Ever got one of these? An email of the form “Person X would like to recall the message, [subject of the message goes here]”?
You’ll probably get something like this a few minutes after someone has just sent you an email you weren’t supposed to get. This happens semi-regularly – I’ll get a game press release that wasn’t supposed to be out in the wild yet, or someone has just sent a message to 300 people and put them all in the Cc: list instead of the Bcc: list… there’s a lot of great screw-ups I could refer to.
While this is, on the surface, just a hilarious artifact of newbs using computers, it actually is demonstrative of a pretty serious problem – controlling accidental information spread in an increasingly digital world.

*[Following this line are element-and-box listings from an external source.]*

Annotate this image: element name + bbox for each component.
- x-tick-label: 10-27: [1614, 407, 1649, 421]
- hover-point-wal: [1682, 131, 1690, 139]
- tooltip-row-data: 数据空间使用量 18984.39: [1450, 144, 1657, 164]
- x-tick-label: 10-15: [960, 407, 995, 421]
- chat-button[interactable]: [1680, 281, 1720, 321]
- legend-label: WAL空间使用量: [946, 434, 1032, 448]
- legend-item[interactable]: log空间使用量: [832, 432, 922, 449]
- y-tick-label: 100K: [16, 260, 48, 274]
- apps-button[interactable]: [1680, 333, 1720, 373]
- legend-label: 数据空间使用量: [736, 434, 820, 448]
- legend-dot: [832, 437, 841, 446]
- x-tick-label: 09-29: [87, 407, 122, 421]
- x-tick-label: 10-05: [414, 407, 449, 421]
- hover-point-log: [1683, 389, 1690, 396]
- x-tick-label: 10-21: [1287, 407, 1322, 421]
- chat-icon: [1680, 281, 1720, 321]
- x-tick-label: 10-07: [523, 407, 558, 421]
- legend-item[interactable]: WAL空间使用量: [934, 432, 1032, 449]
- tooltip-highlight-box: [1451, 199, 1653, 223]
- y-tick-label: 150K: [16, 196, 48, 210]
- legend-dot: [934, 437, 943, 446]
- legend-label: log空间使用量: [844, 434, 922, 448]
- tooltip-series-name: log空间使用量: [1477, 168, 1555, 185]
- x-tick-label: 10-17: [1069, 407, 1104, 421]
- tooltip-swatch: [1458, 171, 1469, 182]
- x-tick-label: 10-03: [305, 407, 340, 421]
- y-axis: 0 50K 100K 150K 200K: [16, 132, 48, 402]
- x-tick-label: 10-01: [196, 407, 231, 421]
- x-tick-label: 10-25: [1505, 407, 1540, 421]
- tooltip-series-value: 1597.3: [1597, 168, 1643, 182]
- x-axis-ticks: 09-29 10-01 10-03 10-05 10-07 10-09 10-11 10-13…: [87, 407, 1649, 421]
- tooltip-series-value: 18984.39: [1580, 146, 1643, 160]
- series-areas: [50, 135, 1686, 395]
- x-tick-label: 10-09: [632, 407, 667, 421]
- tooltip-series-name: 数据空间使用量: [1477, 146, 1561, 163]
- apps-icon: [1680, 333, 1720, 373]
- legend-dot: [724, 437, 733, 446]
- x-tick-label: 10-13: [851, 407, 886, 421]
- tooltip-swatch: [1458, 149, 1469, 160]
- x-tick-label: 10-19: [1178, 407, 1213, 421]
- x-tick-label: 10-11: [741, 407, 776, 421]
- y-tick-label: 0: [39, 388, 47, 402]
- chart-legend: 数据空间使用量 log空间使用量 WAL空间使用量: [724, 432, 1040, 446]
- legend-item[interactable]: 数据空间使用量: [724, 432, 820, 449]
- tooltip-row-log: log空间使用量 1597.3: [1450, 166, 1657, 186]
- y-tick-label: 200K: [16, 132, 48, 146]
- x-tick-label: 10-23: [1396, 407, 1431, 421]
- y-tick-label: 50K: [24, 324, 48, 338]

A single mis-addressed email these days can bring down businesses and sway entire markets, and trying to control confidential information is something that companies are taking more and more seriously (but still probably not seriously enough to make a big difference).
Fortunately, open source has got you covered. Some clever students over at Carnegie Mellon University have created an extension for Thunderbird (the free, open source email client from the Mozilla team) that attempts to help control the spread of information by helping you make sure you’re sending emails to the right spot.
The extension, called Cut Once, learns who should be and shouldn’t be receiving emails that you’re sending (through some sort of document word count analysis). Once it has been trained, when you go to send an email it will check your recipients and advise you if there’s someone on there that perhaps shouldn’t be.
It will also suggest recipients that you might want to add – something which I feel would be less useful for my line of work, but possibly useful for others.